Les lancements de satellites restent aujourd'hui très majoritairement américains, traduisant l'hyperpuissance spatiale américaine. La question pour les Européens est de déterminer si les Américains dictent la future norme et l'objectif, ou si leurs modes de fonctionnement sont simplement la manifestation d'un écosystème profondément différent du nôtre. SpaceX, à l'origine d'un projet de constellation comprenant entre 10 000 et 40 000 satellites, vit de l'achat par les Etats-Unis de ses lanceurs pour des missions gouvernementales, civiles et militaires. Aucun industriel au monde ne bénéficie d'un tel soutien, pas même les industriels chinois, qui sont encore aujourd'hui des entreprises d'Etat. On a ainsi une coexistence de modèles complètement différents.
En termes de budget, les Etats-Unis disposent d'environ 50 Mds$ par an, l'Union européenne de 12 ou 13 Mds$. La Chine n'a pas de budget spatial officiel pour des raisons tenant à son organisation, mais son budget est sans doute désormais comparable au budget européen. Le budget de la Russie s'élève à 4 à 5 Mds$, tout comme celui du Japon. Le budget de l'Inde est de près de 2 Mds$. Au total, par rapport au PNB, la place du spatial est particulièrement importante aux Etats-Unis et en Russie. Quels sont toutefois les résultats concrets obtenus avec ces budgets ? Les Russes montrent que l'on faire beaucoup avec des budgets modestes - auxquels il faudrait toutefois ajouter les revenus des lancements de Soyouz - mais en ayant des activités différentes, plus rustiques. La voie chinoise est, à cet égard, intermédiaire. La Chine entend, en effet, éviter la démesure des investissements américains, tout en se positionnant sur des projets plus modernes que la Russie. L'écart entre les Etats-Unis et le reste du monde est néanmoins tout à fait marquant.
En termes de lancements, la préférence nationale prévaut généralement. Tous les satellites russes ont ainsi été lancés en Russie. Pour les Etats-Unis, en revanche, des satellites sont lancés par la Russie, l'Europe ou même, à une époque, la Chine (Iridium). Jusqu'en 2015, l'Europe utilisait ses propres lanceurs ; le développement des petits lanceurs devrait entraîner des fragmentations nationales. Le spatial reste en effet couplé à des enjeux nationaux, ce qui explique les difficultés constatées au niveau européen. Plusieurs enjeux pourraient toutefois être pris en compte au niveau européen, en particulier la gestion du trafic spatial et la surveillance spatiale, qui consiste à identifier l'ensemble des satellites et leur nationalité.
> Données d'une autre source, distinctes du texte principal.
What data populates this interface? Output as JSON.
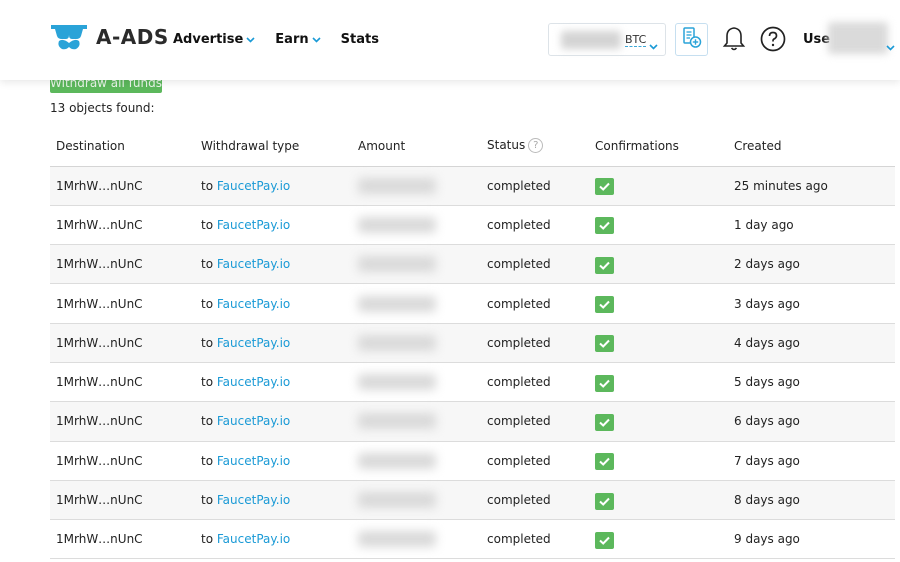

Aujourd'hui, seuls les Etats-Unis, et dans une moindre mesure la Russie, sont capables de savoir à qui appartiennent les différents satellites et quelles sont leurs orbitographies. Si les Etats-Unis décidaient d'attaquer un satellite chinois au motif que celui-ci constituerait une menace, nous serions dans l'incapacité de nous prononcer en temps réel sur la réalité de cette menace. Je suis très surprise que le programme de surveillance spatiale, porté par l'Union européenne, qui avance lentement, ne suscite pas davantage d'efforts de la part des Européens. C'est un enjeu stratégique majeur.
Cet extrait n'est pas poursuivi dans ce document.